In 1999, Fabio alongside Sarah Sandy began championing a new form of drum and bass they called "liquid funk", with a compilation release of the same name on their Creative Source label. This was characterized by influences from ambient, funk, disco, house and trance music, and widespread use of vocals.
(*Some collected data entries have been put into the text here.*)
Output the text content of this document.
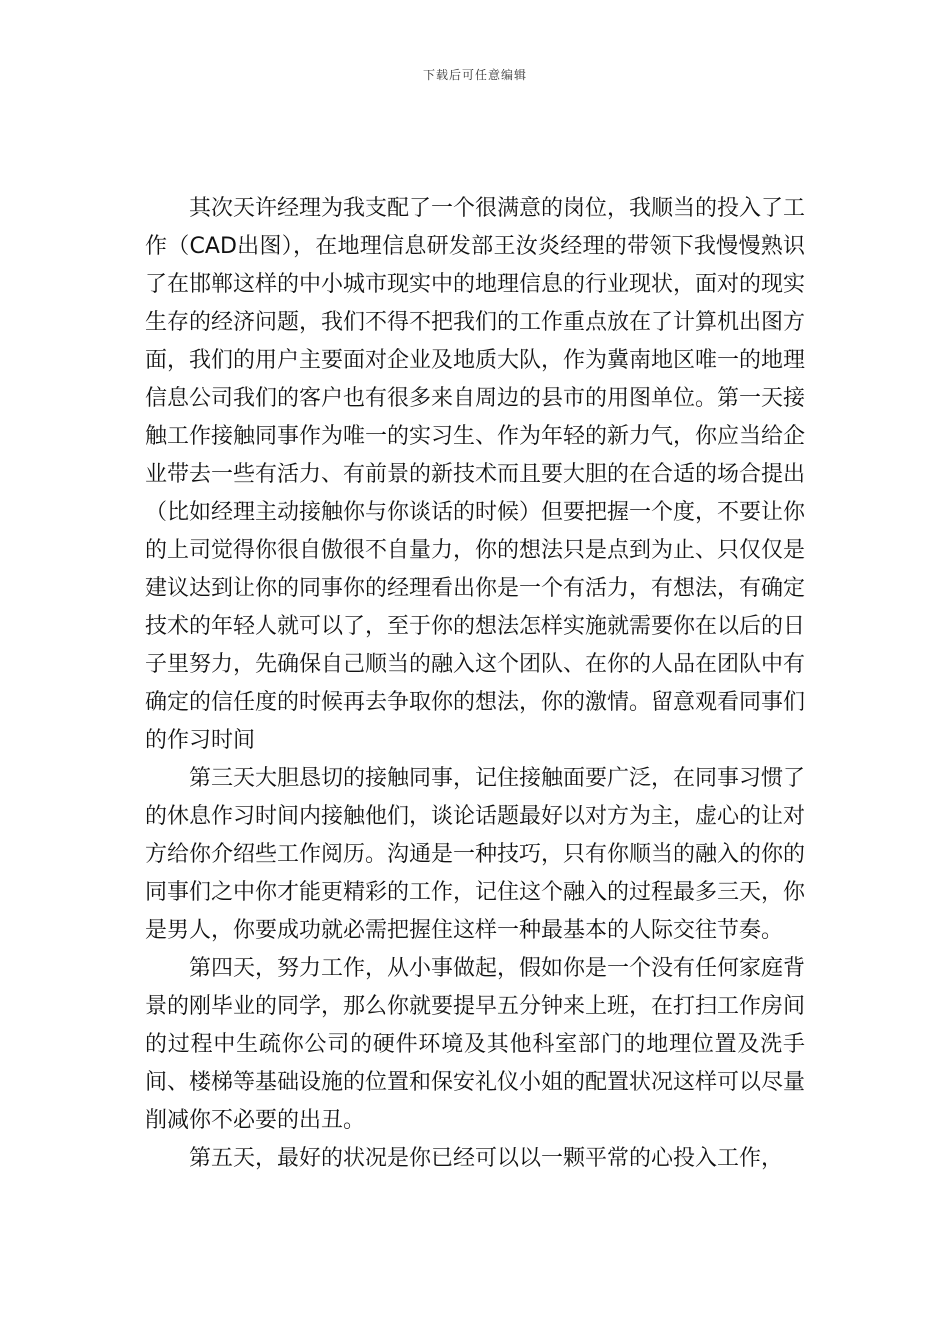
下载后可任意编辑

其次天许经理为我支配了一个很满意的岗位，我顺当的投入了工作（CAD出图），在地理信息研发部王汝炎经理的带领下我慢慢熟识了在邯郸这样的中小城市现实中的地理信息的行业现状，面对的现实生存的经济问题，我们不得不把我们的工作重点放在了计算机出图方面，我们的用户主要面对企业及地质大队，作为冀南地区唯一的地理信息公司我们的客户也有很多来自周边的县市的用图单位。第一天接触工作接触同事作为唯一的实习生、作为年轻的新力气，你应当给企业带去一些有活力、有前景的新技术而且要大胆的在合适的场合提出（比如经理主动接触你与你谈话的时候）但要把握一个度，不要让你的上司觉得你很自傲很不自量力，你的想法只是点到为止、只仅仅是建议达到让你的同事你的经理看出你是一个有活力，有想法，有确定技术的年轻人就可以了，至于你的想法怎样实施就需要你在以后的日子里努力，先确保自己顺当的融入这个团队、在你的人品在团队中有确定的信任度的时候再去争取你的想法，你的激情。留意观看同事们的作习时间

第三天大胆恳切的接触同事，记住接触面要广泛，在同事习惯了的休息作习时间内接触他们，谈论话题最好以对方为主，虚心的让对方给你介绍些工作阅历。沟通是一种技巧，只有你顺当的融入的你的同事们之中你才能更精彩的工作，记住这个融入的过程最多三天，你是男人，你要成功就必需把握住这样一种最基本的人际交往节奏。

第四天，努力工作，从小事做起，假如你是一个没有任何家庭背景的刚毕业的同学，那么你就要提早五分钟来上班，在打扫工作房间的过程中生疏你公司的硬件环境及其他科室部门的地理位置及洗手间、楼梯等基础设施的位置和保安礼仪小姐的配置状况这样可以尽量削减你不必要的出丑。

第五天，最好的状况是你已经可以以一颗平常的心投入工作，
Although slow to catch on at first, the style grew massively in popularity around 2003–2004, and by 2005 it was established as one of the biggest-selling subgenres in drum and bass, with labels like Good Looking Records (although this label is strongly cross-genred with atmospheric drum and bass), Hospital Records, Liquid V, Creative Source, Shogun Limited, Fokuz Recordings, and artists like Calibre, Netsky, LTJ Bukem, High Contrast, Logistics, London Elektricity, Nu:Tone, Shapeshifter, DJ Marky, Makoto, and Solid State among its main proponents.

Liquid drum and bass is very similar to intelligent drum and bass and atmospheric drum and bass, but has subtle differences. Liquid drum and bass has stronger influences from soca, Latin, jazz, disco, breakbeat, and funk music, while intelligent D'n'B or atmospheric D'n'B creates a calmer yet more synthetic sound, using smooth synth lines, deep bass and samples in place of the organic element achieved by use of real instruments.

===Continued growth===
Liquid music continued its growth from 2006 to 2009. On 1 October 2007, High Contrast brought liquid drum and bass back to the mainstream with his album, Tough Guys Don't Dance, releasing tracks such as "If We Ever" (featuring Diane Charlemagne) which made Radio 1's Dance singles chart, "Kiss Kiss Bang Bang", and "Tread Softly". This ended up "crossing over" and becoming one of the most listened to drum and bass albums of 2007.

Liquicity emerged as a YouTube channel in 2008, after 2011 gradually growing out to become a record label and events promoter for new liquid DnB artists, especially in the Netherlands, Belgium and the United Kingdom.